I am working on a problem about Chordal graphs and I was wondering if a statement might be true: Suppose $G$ is Chordal and not a clique. Then there are two non-adjacent vertices $a,b$ and we get a minimal $a-b$-separator $S$. Since $G$ is chordal we know that $S$ is a clique. Want I would like to show is that for the connected component $A$ that contains $a$ there is a vertex $v\in A$ such that $S\subseteq \mathcal{N}(v)$. Similarly for the connected component that contains $B$ there is a vertex $w$ with the same property.
It's easy to see if $A$ only contains $a$ and $B$ only contains $b$. But as soon as I assume that the components contain more vertices I am a bit unsure and kinda stuck.
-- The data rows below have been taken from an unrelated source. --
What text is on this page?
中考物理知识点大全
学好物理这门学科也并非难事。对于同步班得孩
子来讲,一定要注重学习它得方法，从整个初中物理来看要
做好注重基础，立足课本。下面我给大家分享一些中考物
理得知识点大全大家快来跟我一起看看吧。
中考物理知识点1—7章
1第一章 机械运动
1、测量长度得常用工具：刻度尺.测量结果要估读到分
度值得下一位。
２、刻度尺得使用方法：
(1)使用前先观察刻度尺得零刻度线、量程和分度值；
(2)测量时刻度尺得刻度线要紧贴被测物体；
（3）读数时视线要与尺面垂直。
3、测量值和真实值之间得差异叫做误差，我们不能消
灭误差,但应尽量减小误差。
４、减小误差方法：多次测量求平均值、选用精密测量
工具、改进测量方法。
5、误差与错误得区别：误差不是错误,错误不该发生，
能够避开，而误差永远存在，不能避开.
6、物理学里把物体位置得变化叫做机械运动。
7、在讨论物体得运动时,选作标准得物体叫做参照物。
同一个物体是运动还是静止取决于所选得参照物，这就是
Here is what I have so far: W.l.o.g. I can only focus on the component $A$ and try to find such a vertex.
I start by looking at the set $L:=\{v\in A \colon v\in\mathcal{N}(s) \text{ for }s\in S\}$ of all the neighbours of the vertices in the separator that are in $A$. Since $S$ is minimal I know that every vertex does have one. Thus, if $|L|=1$ we are done. So assume that $|L|>2$. Then either we find such a vertex or we know that there are two vertices $v,w\in L$ such that $\mathcal{N}(v)\cap S$ and $\mathcal{N}(w)\cap S$ are different in the sense that neither is contained in the other. We choose $v$ and $w$ as maximal with respect to the size of $\mathcal{N}(v)\cap S$ and $\mathcal{N}(w)\cap S$.
Now I claim that $v$ and $w$ can't be connected. Assume otherwise. Since $A\cup S$ is also chordal we find a perfect elimination ordering $\{v_1,\dots, v_n\}$ such that the neighbours of $v_i$ induced on the vertex set following $v_i$ form a clique. We know that we have to remove $v$ or $w$ before any vertex in $(\mathcal{N}(v)\cap S)\setminus (\mathcal{N}(w)\cap S)$ or $(\mathcal{N}(w)\cap S)\setminus (\mathcal{N}(v)\cap S)$, because otherwise we would violate the condition that the neighbourhood forms a clique in the following vertex set. This picture might help to understand what I mean:
But then $v$ and $w$ cannot be connected, because if we remove either one of them before any vertex in $(\mathcal{N}(v)\cap S)\setminus (\mathcal{N}(w)\cap S)$ or $(\mathcal{N}(w)\cap S)\setminus (\mathcal{N}(v)\cap S)$ would also contradict the the condition of the perfect elimination ordering. (Or I guess we use the cordiality, which seems a bit more straightforward :D)
For the next step I want to use that $A$ is connected. So there is a path from $v$ to $w$. Assume first that the path has length one, i.e. they have a common neighbour $u$ in $A$. Then I claim this violates the maximality of $v$ and $w$ with respect to the choice we made earlier. Because $A\cup S$ is still chordal we know that $u$ together with any common neighbour of $v$ and $w$ in $S$ is a cycle of length 4. Thus, since $v$ and $w$ are not connected, we have that $u$ is connected to every common neighbour in $S$. Now we can also pick a vertex from $(\mathcal{N}(v)\cap S)\setminus (\mathcal{N}(w)\cap S)$ and one from $(\mathcal{N}(w)\cap S)\setminus (\mathcal{N}(v)\cap S)$. This gives us a cycle of length 5 since $S$ is a clique. However, due to the cordiality and the choice of these vertices $u$ has to be connected to both these vertices. Thus, the existence of this $u$ violates the maximality of $v$ and $w$.
Lastly we have the case where $v$ and $w$ don't have a common neighbour in $A$. Here I am stuck. If I use that they are connected by a path of length at least 2 I cannot use the same argument as above. For every pair $z, z^\prime$ as above I now have a choice to connect it to either vertex on the path. So I think I cannot come to the same contradiction I used above. Also using the fact that there is path that contains $a$ and that $S$ is a minimal $a-b$-separator didn't bring me any more insight.
So my question is if the argument above makes any sense and if anyone has an idea or tipps on how to continue :D
Thank you and best regards!